I have been doing a comparative study on different ways to analyse a large JSON file in memory. Our basic requirement is to do interactive analysis on nested data; for test purposes I am refraining from using a distributed/big data set up. For this use case, what’s interesting is the variance in test results for analysis in a simple row vs columnar fashion.
Suppose we get a big chunk of JSON data – let’s say from a source like twitter API – and you want to do some analysis on it by firing multiple and random queries on this large JSON. To speed up the queries we’ll load the JSON in memory and answer the queries instead of reaching out to the disk every time (assuming it fits in memory). For this test we won’t bother throwing in distributed computing or adding indices.
The test data I took was 100,000 records from a twitter firehose that made up a 264MB JSON array on disk. The test query is to pull up a tweet that comes from a particular timezone and from a particular user name – something like:
select text where user.screen_name = <something> and user.timezone = <something>.
1. Row by row: Parse the twitter stream data in a traditional row by row fashion and filter by both user name and time zone parameters, and select the tweet text.
2. NoSQL DB: Post the test data into a NoSQL DB like mongodb and run the query. This is not entirely in-memory analysis but with mongodb nearing cache speeds, I would like to get some stats here. I am keeping this test out of scope for now.
3. Columnar: This is where it gets interesting. First, we’ll convert the JSON to columnar format so that it’s better for analytics (compression and indexing not done for this test). There are known techniques to convert nested JSON to columnar-like Parquet format. In fact, the more I looked at it, the more I found that Parquet seems intended to solve more problems than I needed and could potentially perform a lot better – I’m probably going to revisit Parquet in-depth later.
In this case, I decided to code my own algorithm to flatten the JSON and query in an SQL fashion. My approach is a little different to Parquet, in that I’m not going by repetition level and definition level. Instead, I traverse the JSON assigning row ids to columns’ values based on the level and iteration.

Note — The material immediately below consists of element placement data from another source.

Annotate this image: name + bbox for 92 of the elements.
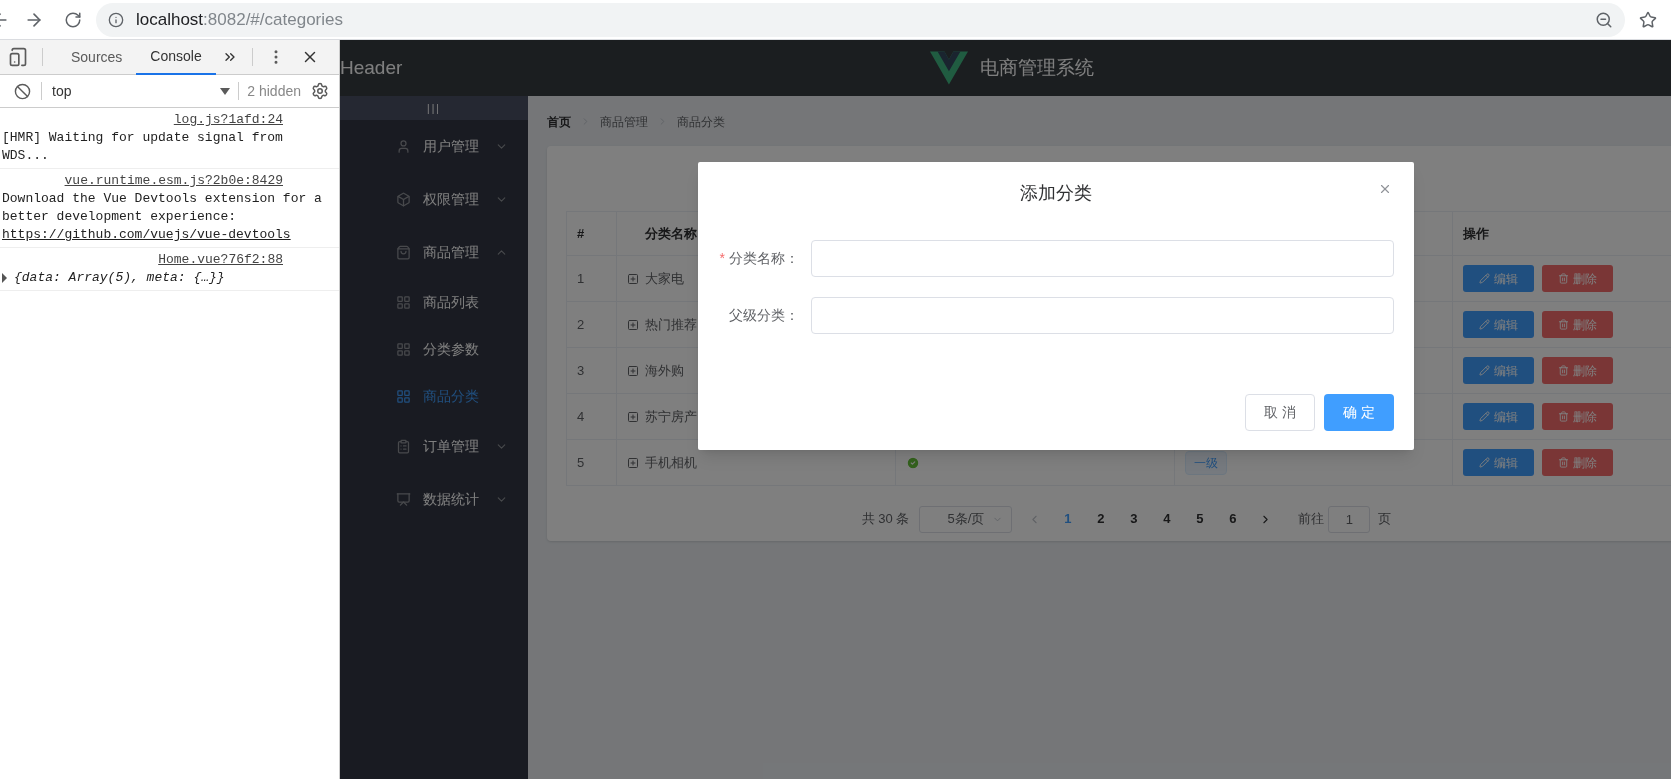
column-header: # [566,211,617,256]
source-link[interactable]: log.js?1afd:24 [173,111,283,129]
expand-icon[interactable] [627,272,639,285]
page-number[interactable]: 4 [1150,509,1184,529]
pencil-icon [1479,411,1490,422]
menu-item[interactable]: 订单管理 [340,420,528,473]
category-name: 手机相机 [645,453,697,472]
trash-icon [1558,365,1569,376]
trash-icon [1558,319,1569,330]
edit-button[interactable]: 编辑 [1463,357,1534,384]
trash-icon [1558,411,1569,422]
breadcrumb-item: 商品管理 [600,113,648,131]
page-suffix: 页 [1378,510,1392,529]
grid-icon [396,342,411,357]
trash-icon [1558,273,1569,284]
delete-button[interactable]: 删除 [1542,449,1613,476]
table-cell: 4 [566,393,617,440]
page-number[interactable]: 5 [1183,509,1217,529]
dropdown-icon[interactable] [220,87,231,95]
delete-button[interactable]: 删除 [1542,357,1613,384]
pencil-icon [1479,457,1490,468]
page-number[interactable]: 3 [1117,509,1151,529]
source-link[interactable]: Home.vue?76f2:88 [158,251,283,269]
table-cell: 3 [566,347,617,394]
table-cell: 2 [566,301,617,348]
column-header: 操作 [1452,211,1671,256]
expand-icon[interactable] [627,318,639,331]
breadcrumb-item: 商品分类 [677,113,725,131]
submenu-item[interactable]: 商品列表 [340,279,528,326]
console-object[interactable]: {data: Array(5), meta: {…}} [14,269,225,287]
pencil-icon [1479,273,1490,284]
goto-label: 前往 [1298,510,1325,529]
grid-icon [396,295,411,310]
delete-button[interactable]: 删除 [1542,311,1613,338]
source-link[interactable]: vue.runtime.esm.js?2b0e:8429 [64,172,283,190]
category-name: 热门推荐 [645,315,697,334]
console-message: [HMR] Waiting for update signal from WDS... [2,129,284,165]
total-count: 共 30 条 [861,510,910,529]
menu-item[interactable]: 权限管理 [340,173,528,226]
category-name: 大家电 [645,269,684,288]
cancel-button[interactable]: 取 消 [1245,394,1315,431]
text-field[interactable] [811,240,1394,277]
table-cell: 1 [566,255,617,302]
category-name: 苏宁房产 [645,407,697,426]
menu-item[interactable]: 数据统计 [340,473,528,526]
page-number[interactable]: 2 [1084,509,1118,529]
table-cell: 5 [566,439,617,486]
delete-button[interactable]: 删除 [1542,403,1613,430]
pencil-icon [1479,319,1490,330]
page-number[interactable]: 6 [1216,509,1250,529]
submenu-item[interactable]: 分类参数 [340,326,528,373]
console-message: Download the Vue Devtools extension for a better development experience: https://github.com/vuejs/vue-devtools [2,190,323,244]
settings-icon[interactable] [311,82,329,100]
device-toolbar-icon[interactable] [8,47,28,67]
edit-button[interactable]: 编辑 [1463,449,1534,476]
dialog-title: 添加分类 [1020,181,1092,205]
field-label: 父级分类： [729,306,799,325]
address-bar[interactable]: localhost:8082/#/categories [96,2,1625,37]
delete-button[interactable]: 删除 [1542,265,1613,292]
page-size-select[interactable]: 5条/页 [919,505,1013,533]
devtools-tab[interactable]: Console [136,39,216,75]
edit-button[interactable]: 编辑 [1463,265,1534,292]
console-link[interactable]: https://github.com/vuejs/vue-devtools [2,227,291,242]
info-icon[interactable] [108,11,124,28]
expand-icon[interactable] [627,456,639,469]
edit-button[interactable]: 编辑 [1463,311,1534,338]
confirm-button[interactable]: 确 定 [1324,394,1394,431]
category-name: 海外购 [645,361,684,380]
grid-icon [396,389,411,404]
level-tag: 一级 [1185,450,1227,475]
devtools-tab[interactable]: Sources [57,39,137,75]
clear-console-icon[interactable] [14,82,31,100]
hidden-count: 2 hidden [247,81,301,101]
menu-item[interactable]: 商品管理 [340,226,528,279]
pencil-icon [1479,365,1490,376]
logo-icon [930,51,968,85]
header-label: Header [340,55,404,80]
page-input[interactable]: 1 [1328,505,1371,533]
breadcrumb-item[interactable]: 首页 [547,112,571,131]
bookmark-icon[interactable] [1639,10,1657,29]
edit-button[interactable]: 编辑 [1463,403,1534,430]
expand-icon[interactable] [627,364,639,377]
reload-icon[interactable] [64,10,82,29]
menu-item[interactable]: 用户管理 [340,120,528,173]
app-title: 电商管理系统 [980,55,1094,80]
zoom-icon[interactable] [1595,10,1613,29]
text-field[interactable] [811,297,1394,334]
context-select[interactable]: top [52,80,221,102]
collapse-toggle[interactable]: ||| [340,96,528,120]
trash-icon [1558,457,1569,468]
expand-icon[interactable] [627,410,639,423]
url-text: localhost:8082/#/categories [136,8,343,31]
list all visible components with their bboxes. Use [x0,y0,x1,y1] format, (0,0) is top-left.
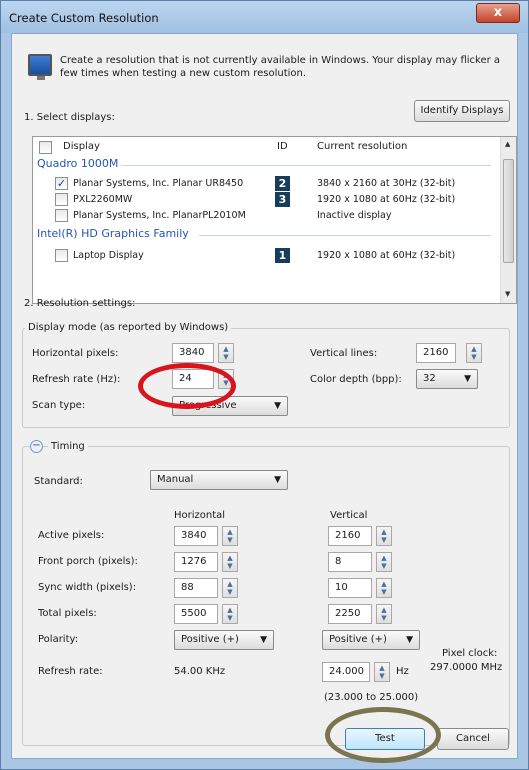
polarity-h-value: Positive (+) [181,634,239,645]
resolution-settings-heading: 2. Resolution settings: [24,298,136,309]
active-pixels-h-input[interactable]: 3840 [174,526,218,546]
cancel-button[interactable]: Cancel [437,728,509,750]
chevron-down-icon: ▼ [406,635,413,645]
display-checkbox-planar-ur8450[interactable]: ✓ [55,177,68,190]
timing-group [22,446,510,746]
vertical-refresh-input[interactable]: 24.000 [322,662,370,682]
vertical-refresh-spinner[interactable]: ▲ ▼ [374,662,390,682]
red-highlight-circle [138,363,236,409]
timing-refresh-rate-label: Refresh rate: [38,666,103,677]
active-pixels-v-input[interactable]: 2160 [328,526,372,546]
standard-label: Standard: [34,476,83,487]
total-pixels-v-spinner[interactable]: ▲ ▼ [376,604,392,624]
display-checkbox-laptop[interactable] [55,249,68,262]
polarity-label: Polarity: [38,634,79,645]
display-name[interactable]: Planar Systems, Inc. PlanarPL2010M [73,210,246,221]
horizontal-column-header: Horizontal [174,510,226,521]
chevron-down-icon: ▼ [274,475,281,485]
dialog-client-area: Create a resolution that is not currentl… [11,33,518,759]
display-id-badge: 2 [275,176,290,191]
vertical-lines-input[interactable]: 2160 [416,343,456,363]
horizontal-refresh-value: 54.00 KHz [174,666,226,677]
display-name[interactable]: Laptop Display [73,250,144,261]
intro-text: Create a resolution that is not currentl… [60,55,501,79]
collapse-timing-icon[interactable]: − [30,440,43,453]
sync-width-h-input[interactable]: 88 [174,578,218,598]
front-porch-label: Front porch (pixels): [38,556,138,567]
display-mode-group-label: Display mode (as reported by Windows) [25,322,232,333]
create-custom-resolution-window: Create Custom Resolution x Create a reso… [0,0,529,770]
front-porch-h-spinner[interactable]: ▲ ▼ [222,552,238,572]
select-all-checkbox[interactable] [39,141,52,154]
window-title: Create Custom Resolution [9,11,159,25]
group-divider [199,235,491,236]
horizontal-pixels-input[interactable]: 3840 [172,343,214,363]
scroll-down-icon[interactable]: ▼ [505,290,510,298]
display-resolution: 3840 x 2160 at 30Hz (32-bit) [317,178,456,189]
polarity-v-value: Positive (+) [329,634,387,645]
sync-width-v-spinner[interactable]: ▲ ▼ [376,578,392,598]
vertical-column-header: Vertical [330,510,368,521]
color-depth-value: 32 [423,373,436,384]
chevron-down-icon: ▼ [260,635,267,645]
sync-width-v-input[interactable]: 10 [328,578,372,598]
pixel-clock-label: Pixel clock: [442,648,498,659]
display-resolution: Inactive display [317,210,392,221]
color-depth-select[interactable]: 32 ▼ [416,369,478,389]
active-pixels-label: Active pixels: [38,530,105,541]
refresh-unit-label: Hz [396,666,409,677]
display-list[interactable]: Display ID Current resolution Quadro 100… [32,136,517,304]
gpu-group-intel: Intel(R) HD Graphics Family [37,227,189,240]
timing-group-label[interactable]: Timing [48,441,88,452]
identify-displays-button[interactable]: Identify Displays [414,100,510,122]
vertical-lines-label: Vertical lines: [310,348,378,359]
front-porch-v-input[interactable]: 8 [328,552,372,572]
display-checkbox-planar-pl2010m[interactable] [55,209,68,222]
display-name[interactable]: Planar Systems, Inc. Planar UR8450 [73,178,243,189]
column-header-display[interactable]: Display [63,141,100,152]
horizontal-pixels-spinner[interactable]: ▲ ▼ [218,343,234,363]
olive-highlight-circle [325,707,441,763]
monitor-icon [28,54,52,80]
refresh-range-text: (23.000 to 25.000) [324,692,419,703]
display-resolution: 1920 x 1080 at 60Hz (32-bit) [317,250,456,261]
polarity-v-select[interactable]: Positive (+) ▼ [322,630,420,650]
chevron-down-icon: ▼ [274,401,281,411]
total-pixels-h-input[interactable]: 5500 [174,604,218,624]
display-name[interactable]: PXL2260MW [73,194,132,205]
sync-width-label: Sync width (pixels): [38,582,137,593]
column-header-current-resolution[interactable]: Current resolution [317,141,407,152]
standard-value: Manual [157,474,194,485]
total-pixels-v-input[interactable]: 2250 [328,604,372,624]
select-displays-heading: 1. Select displays: [24,112,115,123]
pixel-clock-value: 297.0000 MHz [430,662,503,673]
chevron-down-icon: ▼ [464,374,471,384]
group-divider [121,165,491,166]
gpu-group-quadro: Quadro 1000M [37,157,119,170]
vertical-lines-spinner[interactable]: ▲ ▼ [466,343,482,363]
polarity-h-select[interactable]: Positive (+) ▼ [174,630,274,650]
color-depth-label: Color depth (bpp): [310,374,402,385]
column-header-id[interactable]: ID [277,141,288,152]
front-porch-h-input[interactable]: 1276 [174,552,218,572]
display-id-badge: 3 [275,192,290,207]
total-pixels-h-spinner[interactable]: ▲ ▼ [222,604,238,624]
sync-width-h-spinner[interactable]: ▲ ▼ [222,578,238,598]
horizontal-pixels-label: Horizontal pixels: [32,348,119,359]
active-pixels-v-spinner[interactable]: ▲ ▼ [376,526,392,546]
display-resolution: 1920 x 1080 at 60Hz (32-bit) [317,194,456,205]
display-id-badge: 1 [275,248,290,263]
list-scrollbar[interactable]: ▲ ▼ [500,137,516,303]
scroll-thumb[interactable] [503,159,514,263]
scan-type-label: Scan type: [32,400,86,411]
standard-select[interactable]: Manual ▼ [150,470,288,490]
refresh-rate-label: Refresh rate (Hz): [32,374,121,385]
total-pixels-label: Total pixels: [38,608,97,619]
front-porch-v-spinner[interactable]: ▲ ▼ [376,552,392,572]
active-pixels-h-spinner[interactable]: ▲ ▼ [222,526,238,546]
scroll-up-icon[interactable]: ▲ [505,140,510,148]
display-checkbox-pxl2260mw[interactable] [55,193,68,206]
title-bar[interactable]: Create Custom Resolution x [1,1,528,33]
close-button[interactable]: x [476,3,520,23]
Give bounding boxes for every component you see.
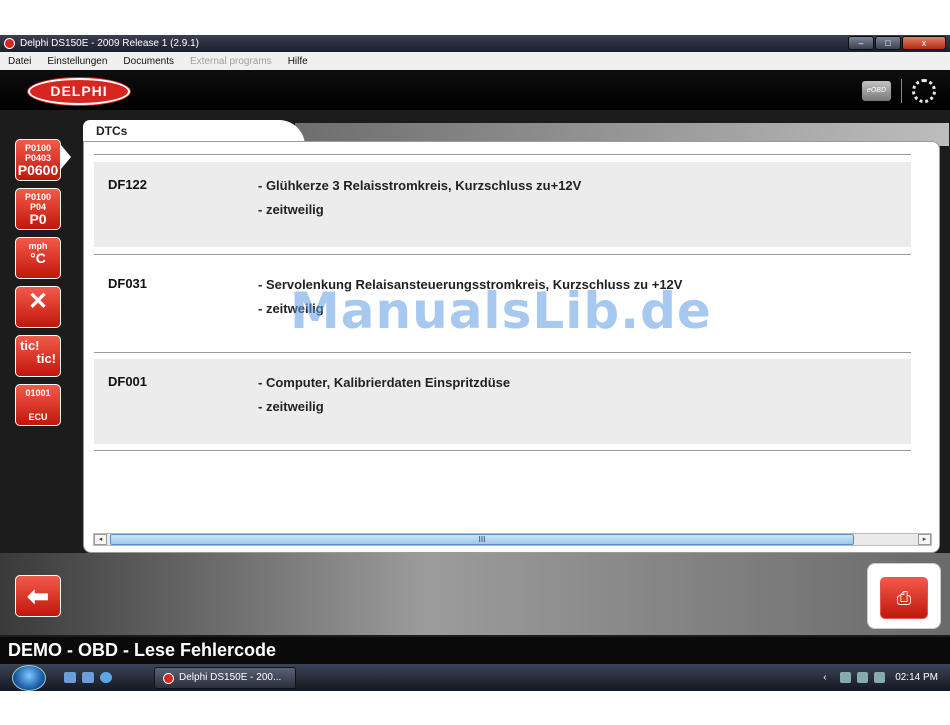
window-controls: – □ x [847,36,946,50]
app-icon [4,38,15,49]
switch-windows-icon[interactable] [82,672,94,683]
scroll-right-button[interactable]: ▸ [918,534,931,545]
print-button[interactable]: ⎙ [880,577,928,619]
system-tray: ‹ 02:14 PM [823,664,938,691]
taskbar-app-label: Delphi DS150E - 200... [179,672,282,683]
divider [94,450,911,451]
dtc-code: DF122 [108,177,148,192]
horizontal-scrollbar[interactable]: ◂ III ▸ [93,533,932,546]
ecu-button[interactable]: 01001 ECU [15,384,61,426]
menu-hilfe[interactable]: Hilfe [280,56,316,67]
dtc-text: - Computer, Kalibrierdaten Einspritzdüse [258,375,511,390]
divider [94,254,911,255]
dtc-code: DF031 [108,276,148,291]
volume-icon[interactable] [874,672,886,683]
read-dtc-icon: P0100 P0403 [24,143,52,163]
screen: Delphi DS150E - 2009 Release 1 (2.9.1) –… [0,35,950,691]
close-button[interactable]: x [902,36,946,50]
divider [94,352,911,353]
dtc-row[interactable]: DF122 - Glühkerze 3 Relaisstromkreis, Ku… [94,162,911,247]
header-divider [901,79,902,103]
printer-icon: ⎙ [896,588,912,608]
taskbar-app-button[interactable]: Delphi DS150E - 200... [154,667,296,689]
tab-dtcs-label: DTCs [96,124,128,138]
menu-bar: Datei Einstellungen Documents External p… [0,52,950,70]
read-dtc-button[interactable]: P0100 P0403 P0600 [15,139,61,181]
ecu-icon: 01001 [25,388,51,398]
tic-tic-button[interactable]: tic! tic! [15,335,61,377]
dtc-status: - zeitweilig [258,399,324,414]
dtc-description: - Computer, Kalibrierdaten Einspritzdüse… [258,371,510,419]
clear-dtc-button[interactable]: P0100 P04 P0 [15,188,61,230]
live-data-button[interactable]: mph °C [15,237,61,279]
menu-einstellungen[interactable]: Einstellungen [39,56,115,67]
scroll-left-button[interactable]: ◂ [94,534,107,545]
dtc-row[interactable]: DF001 - Computer, Kalibrierdaten Einspri… [94,359,911,444]
app-icon [163,673,174,684]
divider [94,154,911,155]
header-band: DELPHI eOBD [0,70,950,110]
menu-datei[interactable]: Datei [0,56,39,67]
eobd-badge[interactable]: eOBD [862,81,891,101]
dtc-panel: DF122 - Glühkerze 3 Relaisstromkreis, Ku… [83,141,940,553]
dtc-description: - Glühkerze 3 Relaisstromkreis, Kurzschl… [258,174,581,222]
settings-wheel-icon[interactable] [912,79,936,103]
dtc-text: - Glühkerze 3 Relaisstromkreis, Kurzschl… [258,178,582,193]
active-indicator [61,145,71,169]
menu-external-programs[interactable]: External programs [182,56,280,67]
bluetooth-icon[interactable] [840,672,852,683]
title-bar: Delphi DS150E - 2009 Release 1 (2.9.1) –… [0,35,950,52]
tray-chevron-icon[interactable]: ‹ [823,672,834,683]
watermark: ManualsLib.de [290,282,712,340]
scroll-thumb[interactable]: III [110,534,854,545]
internet-explorer-icon[interactable] [100,672,112,683]
minimize-button[interactable]: – [848,36,874,50]
tools-button[interactable]: ✕ [15,286,61,328]
back-arrow-icon: ⬅ [27,581,49,611]
network-icon[interactable] [857,672,869,683]
clock[interactable]: 02:14 PM [895,672,938,683]
print-frame: ⎙ [867,563,941,629]
dtc-code: DF001 [108,374,148,389]
start-button[interactable] [12,665,46,691]
taskbar: Delphi DS150E - 200... ‹ 02:14 PM [0,664,950,691]
clear-dtc-icon: P0100 P04 [24,192,52,212]
bottom-band [0,553,950,635]
delphi-logo: DELPHI [28,78,130,105]
window-title: Delphi DS150E - 2009 Release 1 (2.9.1) [20,38,199,49]
dtc-status: - zeitweilig [258,202,324,217]
status-text: DEMO - OBD - Lese Fehlercode [0,637,950,664]
maximize-button[interactable]: □ [875,36,901,50]
menu-documents[interactable]: Documents [115,56,182,67]
show-desktop-icon[interactable] [64,672,76,683]
back-button[interactable]: ⬅ [15,575,61,617]
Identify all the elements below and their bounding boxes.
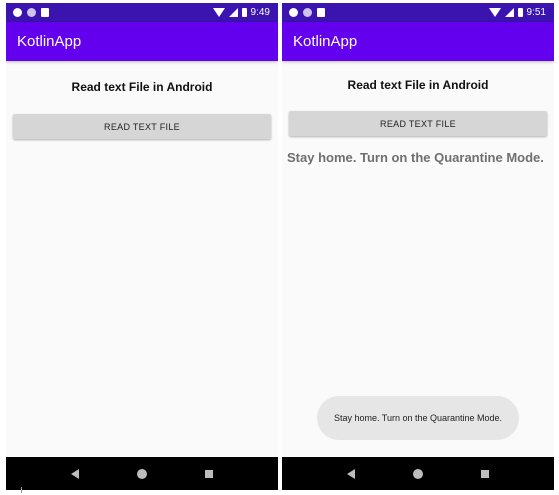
app-bar: KotlinApp	[6, 22, 278, 61]
signal-icon	[504, 8, 514, 17]
back-icon[interactable]	[71, 468, 79, 479]
recents-icon[interactable]	[205, 469, 213, 478]
status-bar: 9:51	[282, 3, 554, 22]
status-time: 9:51	[526, 7, 546, 18]
sd-card-icon	[41, 8, 49, 17]
dot-icon	[27, 8, 36, 17]
battery-icon	[241, 8, 247, 17]
cast-icon	[289, 8, 298, 17]
recents-icon[interactable]	[481, 469, 489, 478]
read-text-file-button[interactable]: READ TEXT FILE	[289, 111, 547, 136]
back-icon[interactable]	[347, 468, 355, 479]
home-icon[interactable]	[137, 468, 147, 479]
status-time: 9:49	[250, 7, 270, 18]
phone-screen-left: 9:49 KotlinApp Read text File in Android…	[6, 3, 278, 490]
wifi-icon	[488, 8, 501, 17]
read-text-file-button[interactable]: READ TEXT FILE	[13, 114, 271, 139]
dot-icon	[303, 8, 312, 17]
status-bar: 9:49	[6, 3, 278, 22]
signal-icon	[228, 8, 238, 17]
app-title: KotlinApp	[293, 33, 358, 50]
page-heading: Read text File in Android	[347, 78, 489, 92]
divider-tick	[21, 487, 22, 493]
sd-card-icon	[317, 8, 325, 17]
app-bar: KotlinApp	[282, 22, 554, 61]
page-heading: Read text File in Android	[71, 80, 213, 94]
toast-message: Stay home. Turn on the Quarantine Mode.	[317, 396, 519, 440]
battery-icon	[517, 8, 523, 17]
cast-icon	[13, 8, 22, 17]
app-title: KotlinApp	[17, 33, 82, 50]
navigation-bar	[6, 457, 278, 490]
navigation-bar	[282, 457, 554, 490]
wifi-icon	[212, 8, 225, 17]
phone-screen-right: 9:51 KotlinApp Read text File in Android…	[282, 3, 554, 490]
home-icon[interactable]	[413, 468, 423, 479]
file-content-text: Stay home. Turn on the Quarantine Mode.	[287, 150, 544, 165]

With this basic set up, I ran my test query and obtained below stats:
MilliSecs for file load: 30432
MilliSecs for query exec: 33
Memory used: 1086 MB
Row by row
MilliSecs for file load: 34494
MilliSecs for query exec: 192
Memory used: 1349 MB
We can see that right away with this basic columnar implementation, the query execution time is more than 5x faster. I am unable to conclude well on the memory footprint due to other variables, but looks like the columnar format is lighter on memory by a small margin – not bad considering I have not done any compression yet.
The notion that columnar querying will be faster and lighter than with rows is not a new finding. What this test demonstrates is that this finding holds true to when applied to JSON, which is a nested data format.
Industry trends for Big Data Interactive Analysis
If we were to solve the above use case at the petabyte scale, the preferred option would be use Spark with Parquet format. Spark’s RDD takes care of keeping the data in memory for repeated queries on the same data set and Parquet takes care of the columnar format. Other options would be Dremel clones like Impala, Drill or Druid – Impala is very much tied to Hadoop and doesn’t do it in memory like Spark, and Drill looks conceptually promising but keeps us waiting for GA. Meanwhile Hive on Tez is picking up steam and appears to comprise a more stable option – but again not an in-memory solution.
These performance results confirm the future trend for interactive big data analytics towards in-memory processing along with columnar formatting. We are keeping a close watch in this space.